Top tips for a healthy credit report
Getting and maintaining a good credit report is key to looking after your finances, so we've put together these top tips and helpful video to help you along the way.
Register to vote
Appearing on the electoral register can help lenders verify your identity, so make sure that you’re registered under your current address. It’s an extremely easy way to improve your credit score, and also quick to do online via www.gov.uk/register-to-vote
Know your numbers
Credit cards can be a great way to build your credit score, especially if you have an otherwise thin file. But be careful, that doesn't mean maxing out your credit limit each month.
The optimum amount of revolving credit utilisation is around 10-30%, as it shows you can lend responsibly without getting carried away. In other words, if you have a £5,000 limit on a credit card, try not to charge more than £1,500 at any one time. The easiest way to do this is to either use your card for small purchases through the month eg petrol or the weekly food shop.

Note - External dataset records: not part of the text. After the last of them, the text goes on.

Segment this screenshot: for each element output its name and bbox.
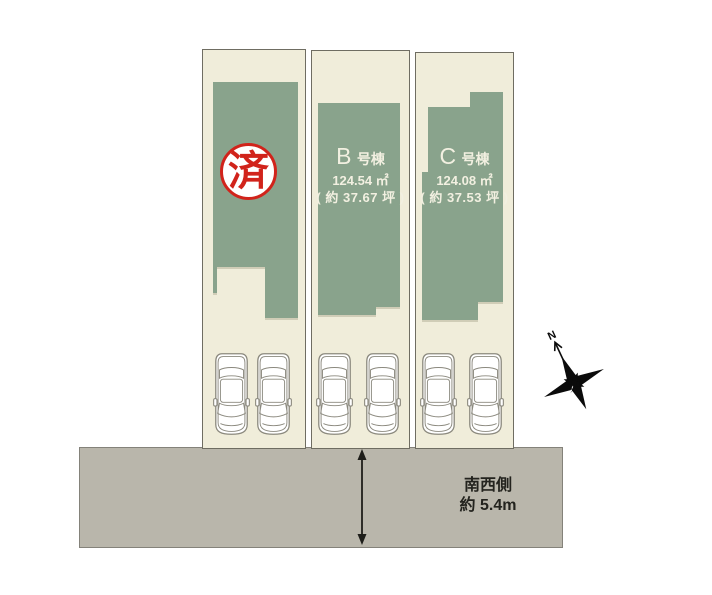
building-b-name: B 号棟 xyxy=(311,145,410,168)
car-icon xyxy=(213,350,250,438)
building-c-area-m2: 124.08 ㎡ xyxy=(415,174,514,187)
car-icon xyxy=(467,350,504,438)
building-c-name: C 号棟 xyxy=(415,145,514,168)
building-b-suffix: 号棟 xyxy=(357,151,385,167)
sold-stamp: 済 xyxy=(220,143,277,200)
car-icon xyxy=(364,350,401,438)
car-icon xyxy=(316,350,353,438)
building-b-letter: B xyxy=(336,143,352,169)
building-b-label: B 号棟 124.54 ㎡ ( 約 37.67 坪 ) xyxy=(311,145,410,204)
site-plan: 南西側 約 5.4m 済 B 号棟 124.54 ㎡ ( 約 37.67 坪 )… xyxy=(0,0,712,595)
car-icon xyxy=(420,350,457,438)
road-side-label: 南西側 xyxy=(408,476,568,496)
building-c-area-tsubo: ( 約 37.53 坪 ) xyxy=(415,191,514,204)
road-label: 南西側 約 5.4m xyxy=(408,476,568,516)
road-width-label: 約 5.4m xyxy=(408,496,568,516)
sold-stamp-text: 済 xyxy=(228,151,269,192)
compass-rose-icon: N xyxy=(524,323,624,438)
building-c-letter: C xyxy=(439,143,457,169)
road-width-arrow-icon xyxy=(354,448,370,546)
road: 南西側 約 5.4m xyxy=(79,447,563,548)
compass-north-label: N xyxy=(546,329,558,343)
car-icon xyxy=(255,350,292,438)
building-b-area-m2: 124.54 ㎡ xyxy=(311,174,410,187)
building-c-label: C 号棟 124.08 ㎡ ( 約 37.53 坪 ) xyxy=(415,145,514,204)
building-b-area-tsubo: ( 約 37.67 坪 ) xyxy=(311,191,410,204)
building-c-suffix: 号棟 xyxy=(462,151,490,167)
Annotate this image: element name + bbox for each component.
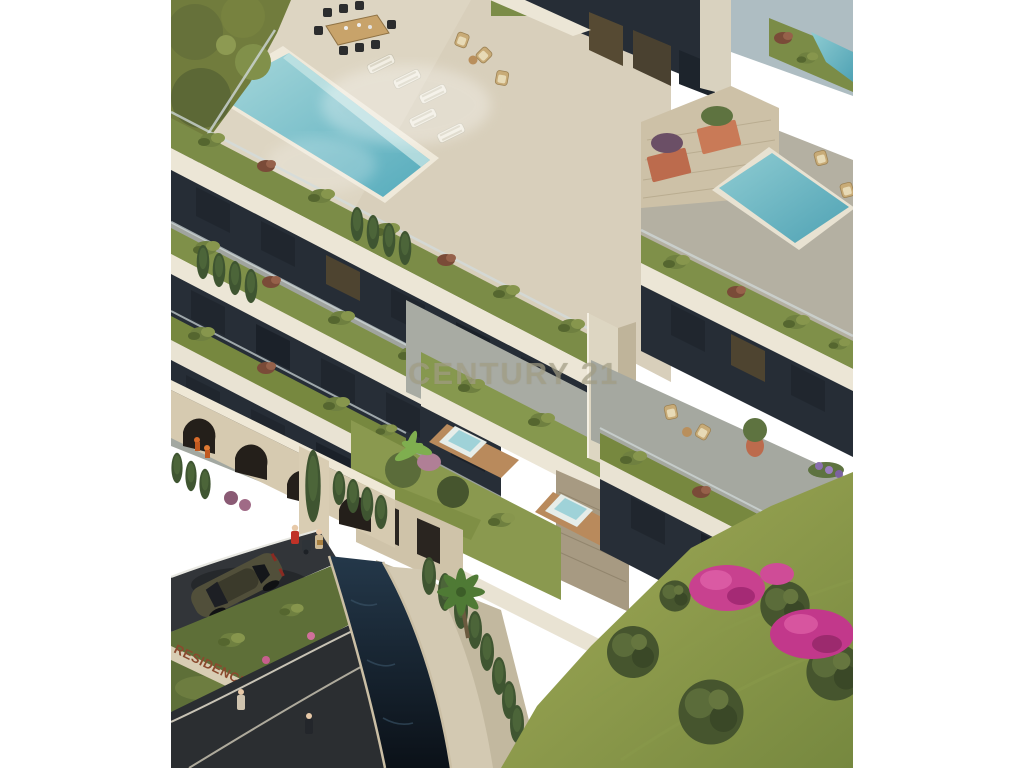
- pot-plant: [743, 418, 767, 442]
- planter-shrub: [701, 106, 733, 126]
- deck-haze: [321, 65, 491, 145]
- wicker-chair: [495, 70, 509, 86]
- side-table: [469, 56, 478, 65]
- median-flowers: [307, 632, 315, 640]
- olive-tree: [679, 680, 744, 745]
- render-scene: RESIDENCE: [171, 0, 853, 768]
- property-render-image: RESIDENCE: [171, 0, 853, 768]
- wicker-chair: [664, 404, 679, 420]
- olive-tree: [607, 626, 659, 678]
- screenshot-canvas: RESIDENCE: [0, 0, 1024, 768]
- olive-tree: [659, 580, 690, 611]
- side-table: [682, 427, 692, 437]
- cream-column: [700, 0, 731, 96]
- gate-cypress: [305, 450, 320, 522]
- median-flowers: [262, 656, 270, 664]
- purple-flower-ledge: [808, 462, 844, 478]
- planter-shrub: [651, 133, 683, 153]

Paying it off straight away is a great way of getting the benefit of building your credit score without paying interest.
Play by the rules
As tempting as it might be to just cancel that direct debit for the gym or phone contract without going through the correct channels with your supplier, you could be making yourself vulnerable to complaints from the company. Missed payments markers could creep onto your credit report which can stay on there for up to 6 years as well as receiving a very big bill for outstanding payments. Always make sure you cancel with the supplier before you cancel your direct debit.
Sanity check closed accounts
Certain accounts, such as utilities, can take weeks to even themselves out once you’ve requested closure, which could lead to a missed payment. If you’re moving away then leave a forwarding address and to be safe, give the company a call back after a month or so just to double check there’s nothing left outstanding. A lot of utilities providers and councils also now have apps or online account trackers which make amending accounts a lot easier.
If you’ve ever been financially linked to someone that you no longer need to share an account with – whether that’s a friend, a housemate or an ex-partner – it may be a good idea de-link from them as soon as you can, or their financial behaviour may reflect badly on you. You can find financial disassociation instructions from the three major credit agencies, on the Equifax, Experian and TransUnion websites.
Update your logbook
When you're moving home, there's a lot to think about, but make sure you update all the relevant documents, including your vehicle's log book (as well as your driving licence). Failing to do so could mean you are receiving important communication to an old address and not being notified.
Underestimate the effect of a missed payment
A missed payment could stay on your credit report for at least six years, so make sure you pay all of your bills on time.
Be afraid to look
Checking your credit report does not negatively affect your score. In fact, it doesn’t affect it at all, no matter how many times you check it. So, sit back, relax and check away. It’s always better to be informed, so you know what you need to work on.
Forget your past
It’s not always easy to remember every address you’ve ever lived at, especially if you’ve moved around a lot. However, having a full, detailed record of your past addresses is absolutely vital for getting an excellent credit score. If you can’t remember all the address details, check the ‘delivery addresses’ section on your PayPal or Amazon accounts. If you can’t remember how long you lived somewhere, check your online banking for dates of first and last mortgage or rent payments.
Worry too much
Credit reporting is there to help everyone, from businesses to consumers. It’s not used to spy on you and information such as how often you’re looking at products on price comparison sites, your age and your salary is not available for all to see.